Nunca llegué a enterarme de lo que pasó al final con el cadáver del viejo. Alek nunca me lo contó. Supongo que volvería unos días después a la casa de Tres Cruces para poder enterrarlo en otro sitio donde se pudiese pudrir a gusto. O puede que lo dejase ahí, a 40 grados sobre la moqueta, y que nadie lo echase de menos a pesar de ese hedor que, día tras día, debió de apoderarse del pasillo del sexto piso. ¿Cuánto tarda un cadáver en apestar un edificio?
Lo busqué en Internet y hay casos de ancianos que se mueren solos en casa y que pasan más de un mes pudriéndose hasta que alguien se entera por el olor. Durante el resto de agosto revisé los periódicos para ver si decían algo del viejo. No vi nada. Tal vez lo encontraron en septiembre, aunque para entonces ya daba igual. Para entonces yo también estaba muerto.
Del otro cadáver, del colombiano Jorge Régula, sí se supo mucho más. La peste de su muerte atufó los telediarios al día siguiente. A diferencia del tiroteo de la Premium, que apenas se llevó un par de breves, el crimen de la calle Tres Cruces fue como agua de mayo para el aburrido agosto de las televisiones. Era el tercer asesinato en pocas semanas relacionado con las drogas: dos colombianos a tiros y un mexicano torturado, desangrado en una alcantarilla. Los medios relacionaron los tres casos y los convirtieron en un titular. «Guerra de bandas de narcos», decían, mientras especialistas salidos de no se sabe dónde teorizaban sobre la delincuencia organizada en Madrid.

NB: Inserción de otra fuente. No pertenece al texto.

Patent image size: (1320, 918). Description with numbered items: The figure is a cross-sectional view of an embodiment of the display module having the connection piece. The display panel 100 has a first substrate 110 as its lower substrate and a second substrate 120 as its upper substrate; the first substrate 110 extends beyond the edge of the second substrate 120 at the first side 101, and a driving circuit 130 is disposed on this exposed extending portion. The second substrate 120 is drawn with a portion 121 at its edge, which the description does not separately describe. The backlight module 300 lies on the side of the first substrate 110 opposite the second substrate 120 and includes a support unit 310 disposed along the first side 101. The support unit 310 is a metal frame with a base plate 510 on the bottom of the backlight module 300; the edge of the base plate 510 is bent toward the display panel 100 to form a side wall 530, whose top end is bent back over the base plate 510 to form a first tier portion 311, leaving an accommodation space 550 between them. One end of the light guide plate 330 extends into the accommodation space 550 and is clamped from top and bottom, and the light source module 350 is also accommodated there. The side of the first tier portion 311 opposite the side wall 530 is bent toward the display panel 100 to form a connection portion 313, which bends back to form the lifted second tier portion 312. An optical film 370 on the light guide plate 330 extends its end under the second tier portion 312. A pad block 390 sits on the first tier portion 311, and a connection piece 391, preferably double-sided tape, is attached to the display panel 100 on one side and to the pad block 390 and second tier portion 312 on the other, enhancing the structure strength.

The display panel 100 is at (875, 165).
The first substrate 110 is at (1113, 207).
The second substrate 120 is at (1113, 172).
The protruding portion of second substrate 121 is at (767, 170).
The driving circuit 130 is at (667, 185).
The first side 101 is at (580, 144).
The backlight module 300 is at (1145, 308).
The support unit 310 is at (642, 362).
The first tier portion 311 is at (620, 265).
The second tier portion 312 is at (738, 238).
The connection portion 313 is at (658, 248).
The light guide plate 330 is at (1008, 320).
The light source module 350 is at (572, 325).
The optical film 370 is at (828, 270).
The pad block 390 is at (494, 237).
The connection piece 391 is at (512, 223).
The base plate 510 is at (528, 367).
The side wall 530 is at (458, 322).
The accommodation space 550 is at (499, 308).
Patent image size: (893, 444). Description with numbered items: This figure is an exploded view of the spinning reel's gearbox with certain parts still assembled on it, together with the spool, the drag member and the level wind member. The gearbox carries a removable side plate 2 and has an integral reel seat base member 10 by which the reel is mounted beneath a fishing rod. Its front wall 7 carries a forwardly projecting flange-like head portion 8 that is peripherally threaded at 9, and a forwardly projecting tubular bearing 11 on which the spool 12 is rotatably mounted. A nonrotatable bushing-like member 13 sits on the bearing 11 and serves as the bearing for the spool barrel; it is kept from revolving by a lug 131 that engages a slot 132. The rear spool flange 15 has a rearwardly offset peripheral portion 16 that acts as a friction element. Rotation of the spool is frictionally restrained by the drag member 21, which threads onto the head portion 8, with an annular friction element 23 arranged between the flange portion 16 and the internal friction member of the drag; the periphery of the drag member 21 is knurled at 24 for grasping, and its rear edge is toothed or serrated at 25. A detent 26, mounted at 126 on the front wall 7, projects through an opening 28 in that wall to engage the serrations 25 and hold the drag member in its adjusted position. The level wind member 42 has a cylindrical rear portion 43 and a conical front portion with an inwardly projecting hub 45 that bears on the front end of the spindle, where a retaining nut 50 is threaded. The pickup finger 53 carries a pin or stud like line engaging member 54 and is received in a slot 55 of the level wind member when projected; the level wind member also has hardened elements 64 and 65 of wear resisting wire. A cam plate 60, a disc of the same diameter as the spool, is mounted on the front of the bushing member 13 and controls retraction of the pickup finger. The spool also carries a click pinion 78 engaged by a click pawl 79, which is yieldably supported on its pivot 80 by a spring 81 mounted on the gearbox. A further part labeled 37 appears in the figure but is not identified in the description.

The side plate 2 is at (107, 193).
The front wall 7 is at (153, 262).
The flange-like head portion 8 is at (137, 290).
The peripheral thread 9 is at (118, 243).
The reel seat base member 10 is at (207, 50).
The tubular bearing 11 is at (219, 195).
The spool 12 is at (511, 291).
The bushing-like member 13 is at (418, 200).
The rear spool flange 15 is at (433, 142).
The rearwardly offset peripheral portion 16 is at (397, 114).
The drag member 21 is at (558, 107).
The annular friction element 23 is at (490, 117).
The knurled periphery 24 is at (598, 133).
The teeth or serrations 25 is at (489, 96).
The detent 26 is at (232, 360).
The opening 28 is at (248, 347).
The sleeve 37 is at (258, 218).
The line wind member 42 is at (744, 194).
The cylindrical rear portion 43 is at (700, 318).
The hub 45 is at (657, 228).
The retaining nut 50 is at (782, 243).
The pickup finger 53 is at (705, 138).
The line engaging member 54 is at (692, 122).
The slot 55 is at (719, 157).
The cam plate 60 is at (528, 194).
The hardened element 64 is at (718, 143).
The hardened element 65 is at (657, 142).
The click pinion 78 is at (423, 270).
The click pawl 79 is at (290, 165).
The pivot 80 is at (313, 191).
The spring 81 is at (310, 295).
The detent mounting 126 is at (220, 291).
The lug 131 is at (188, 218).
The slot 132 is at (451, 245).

Yo tuve la exclusiva de la muerte de Jorge Régula un día antes de que el asesinato invadiese las pantallas. Si no fuese por ese micrófono en mi teléfono móvil, ese pequeño detalle que me convierte en un soplón policial, hubiera sido el primero en dar la noticia. Como siempre, la prensa libre e independiente llegó tarde y encima lo contó mal. Hay una teoría que dice que, siempre que conoces un hecho porque eres protagonista o porque lo has visto de cerca, lo normal es encontrar una media de tres errores en cualquier información publicada sobre ese asunto. Por corto que sea el texto, siempre hay tres errores cuando lees algo de lo que sabes y que no te lo tienen que explicar. La teoría de los tres errores es una de las causas por las que nadie cree ya en los periódicos: el lector, que en esa ocasión sí conoce la verdad, se pregunta, con razón, cuántos otros errores habrá en esas otras noticias de las que ni sabe ni puede contrastar; cuántas mentiras le cuelan cuando le explican lo que pasa en La Moncloa, en la Bolsa de Madrid o en la invasión de Libia. La noticia sobre el asesinato de Jorge Régula también tuvo tres errores: el becario que firmó la información puso mal la hora, el lugar y hasta el nombre del muerto. Según mi periódico, un tal José Recula fue asesinado a primera hora de la mañana de un disparo en el portal de su edificio, cuando salía a desayunar. El texto pasó por mis manos, por la mesa de cierre. Dejé los tres errores sin corregir, no quería dejar pista alguna en la redacción sobre lo que sabía de la fauna y flora de la Premium.
Alek no vino a trabajar esa noche y Velasco, cara larga, no paró de salir a la puerta de la Premium para hablar por el móvil. Fue él quien me lo contó.
—Joder con el Alejandrito. Se ha metido en un lío de cojones.
—¿Lo han detenido? ¿Le ha pasado algo?
—Que yo sepa no, aunque no me coge el teléfono. Pero el colombiano al que tenía que robar está muerto.
—¿Lo ha matado? Pero ¿por qué? ¿No tenía que robarle sin hacerle nada?
—No, si Alek no ha sido, fijo que no. Me cuentan en la comisaría que al colombiano se lo han cargado con una nueve milímetros, y él no gasta esa munición. Alek lleva una Tokarev de puta madre, calibre 7,62. Puede atravesar un chaleco antibalas.
—¿Cómo lo sabes?
—Porque esa pistola se la regalé yo.
Días después, descubrí que había otra razón de gran calibre por la que Velasco estaba tan seguro de que Alek no había matado a Jorge Régula.